Rule 4(h) is patterned after FED. R. APP. P. 4(a)(6), which was added to the Federal Rules in 1991. Rule 4(h) provides a limited opportunity for relief, independent of and in addition to that available under Rule 4(g), in circumstances where the notice of entry of a judgment or order, required to be mailed by the clerk of the trial court pursuant to Rule 77(d) of the Mississippi Rules of Civil Procedure, is either not received by a party or is received so late as to impair the opportunity to file a timely notice of appeal. Rule 4(h) allows a trial court to reopen for a brief period the time for appeal upon a finding that notice of entry of a judgment or order was not received from the clerk or a party within 21 days of its entry and that no party would be prejudiced. While the party seeking relief under Rule 4(h) bears the burden of persuading the trial court of lack of timely notice, a specific factual denial of receipt of notice rebuts and terminates the presumption that mailed notice was received. See Nunley v. City of Los Angeles, 52 F.3d 792, 798 (9th Cir. 1995). "Prejudice" means some adverse consequence other than the cost of having to oppose the appeal and encounter the risk of reversal, consequences that are present in every appeal. Prejudice might arise, for example, if the appellee had taken some action in reliance on the expiration of the normal time period for filing a notice of appeal.
While the trial court retains some discretion to refuse to reopen the time for appeal even when the requirements of Rule (4)(h) are met, the concept of excusable neglect embodied in Rule 4(g) simply has no place in the application of Rule 4(h). See Avolio v. Suffolk, 29 F.3d 50, 53 (2d Cir. 1994). "To hold otherwise would negate the addition of Rule 4 [h], which provides an avenue of relief separate and apart from Rule 4 [g]." Nunley v. City of Los Angeles, 52 F.3d 792, 797 (9th Cir. 1995). Thus, "where non-receipt has been proven and no other party would be prejudiced, the denial of relief cannot rest on [a lack of excusable neglect, such as] a party's failure to learn independently of the entry of judgment during the thirty-day period for filing notices of appeal." Id. at 798.

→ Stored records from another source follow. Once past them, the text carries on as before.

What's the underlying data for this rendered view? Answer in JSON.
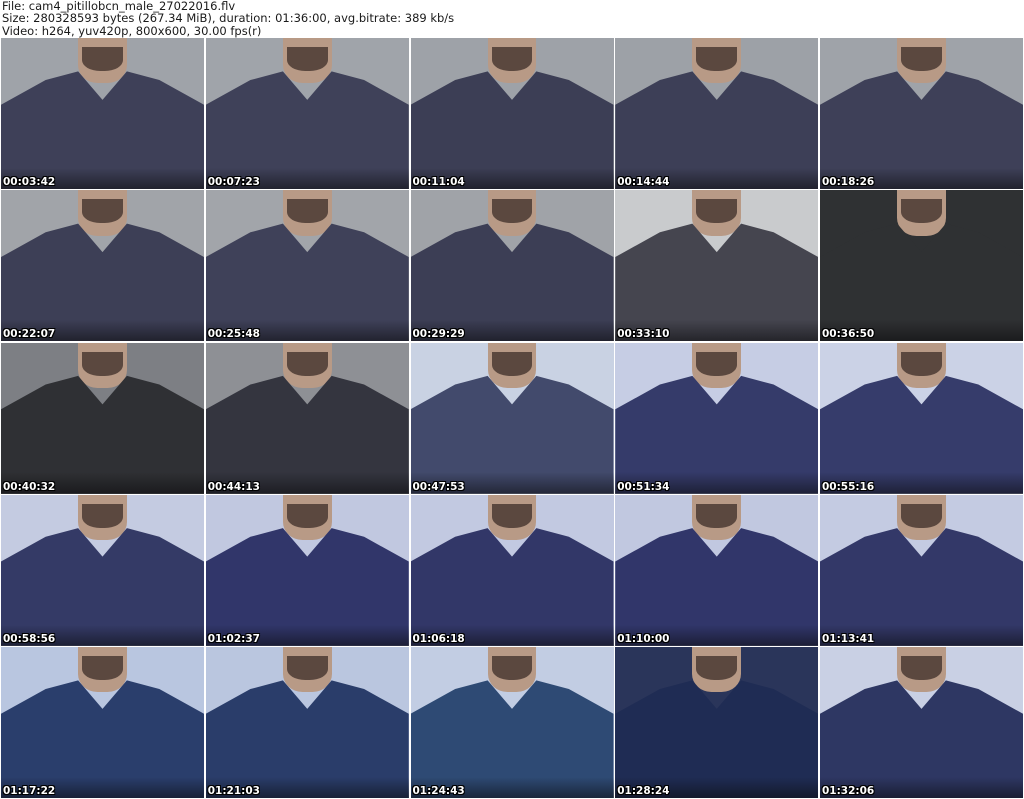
{
  "header": {
    "file_line": "File: cam4_pitillobcn_male_27022016.flv",
    "size_line": "Size: 280328593 bytes (267.34 MiB), duration: 01:36:00, avg.bitrate: 389 kb/s",
    "video_line": "Video: h264, yuv420p, 800x600, 30.00 fps(r)"
  },
  "thumbnails": [
    {
      "timestamp": "00:03:42",
      "shirt": "#3e4058",
      "bg": "#9fa3a9"
    },
    {
      "timestamp": "00:07:23",
      "shirt": "#3f4159",
      "bg": "#a0a4aa"
    },
    {
      "timestamp": "00:11:04",
      "shirt": "#3c3e55",
      "bg": "#9ea2a8"
    },
    {
      "timestamp": "00:14:44",
      "shirt": "#3d3f57",
      "bg": "#9da1a7"
    },
    {
      "timestamp": "00:18:26",
      "shirt": "#3e4058",
      "bg": "#9fa3a9"
    },
    {
      "timestamp": "00:22:07",
      "shirt": "#3d3f56",
      "bg": "#a1a4a9"
    },
    {
      "timestamp": "00:25:48",
      "shirt": "#3f4159",
      "bg": "#a2a5aa"
    },
    {
      "timestamp": "00:29:29",
      "shirt": "#3c3e55",
      "bg": "#a0a3a8"
    },
    {
      "timestamp": "00:33:10",
      "shirt": "#45454f",
      "bg": "#c9cbcd"
    },
    {
      "timestamp": "00:36:50",
      "shirt": "#2f3133",
      "bg": "#2f3133"
    },
    {
      "timestamp": "00:40:32",
      "shirt": "#2f3034",
      "bg": "#7d7f84"
    },
    {
      "timestamp": "00:44:13",
      "shirt": "#34353f",
      "bg": "#8e9095"
    },
    {
      "timestamp": "00:47:53",
      "shirt": "#424a6c",
      "bg": "#c9d2e3"
    },
    {
      "timestamp": "00:51:34",
      "shirt": "#353b6a",
      "bg": "#c6cde4"
    },
    {
      "timestamp": "00:55:16",
      "shirt": "#363c6b",
      "bg": "#cbd2e6"
    },
    {
      "timestamp": "00:58:56",
      "shirt": "#343a66",
      "bg": "#c4cbe1"
    },
    {
      "timestamp": "01:02:37",
      "shirt": "#31366a",
      "bg": "#c1c8e0"
    },
    {
      "timestamp": "01:06:18",
      "shirt": "#323768",
      "bg": "#c2c9e1"
    },
    {
      "timestamp": "01:10:00",
      "shirt": "#31366a",
      "bg": "#c1c8e0"
    },
    {
      "timestamp": "01:13:41",
      "shirt": "#333868",
      "bg": "#c4cbe2"
    },
    {
      "timestamp": "01:17:22",
      "shirt": "#2a3e6c",
      "bg": "#b9c6e0"
    },
    {
      "timestamp": "01:21:03",
      "shirt": "#2a3d6a",
      "bg": "#bac6df"
    },
    {
      "timestamp": "01:24:43",
      "shirt": "#2e4a74",
      "bg": "#c2cde3"
    },
    {
      "timestamp": "01:28:24",
      "shirt": "#1f2c54",
      "bg": "#2a355a"
    },
    {
      "timestamp": "01:32:06",
      "shirt": "#2e3763",
      "bg": "#c9d0e4"
    }
  ]
}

Reopening may be ordered only upon a motion filed within 180 days of the entry of a judgment or order or within 7 days of receipt of notice of such entry, whichever is earlier. This provision establishes an outer time limit of 180 days for a party who fails to receive timely notice of entry of a judgment or order to seek additional time to appeal and enables any winning party to shorten the 180-day period by sending (and establishing proof of receipt of) its own notice of entry of a judgment or order, as authorized by Miss. R. Civ. P. 77(d). Winning parties are encouraged to send their own notice in order to lessen the chance that a judge will accept a claim of non-receipt in the face of evidence that notices were sent by both the clerk and the winning party. Receipt of a winning party's notice will shorten only the time for reopening the time for appeal under this subdivision, leaving the normal time periods for appeal unaffected.
If the motion is granted, the trial court may reopen the time for filing a notice of appeal only for a period of 14 days from the date of entry of the order reopening the time for appeal.
The taxpayer who prosecutes an appeal under Rule 4(i) must comply with these rules and file a timely notice of appeal under 4(a), or 4(c), if applicable.
[Amended effective July 1, 1997; July 1, 1998; July 1, 2017.]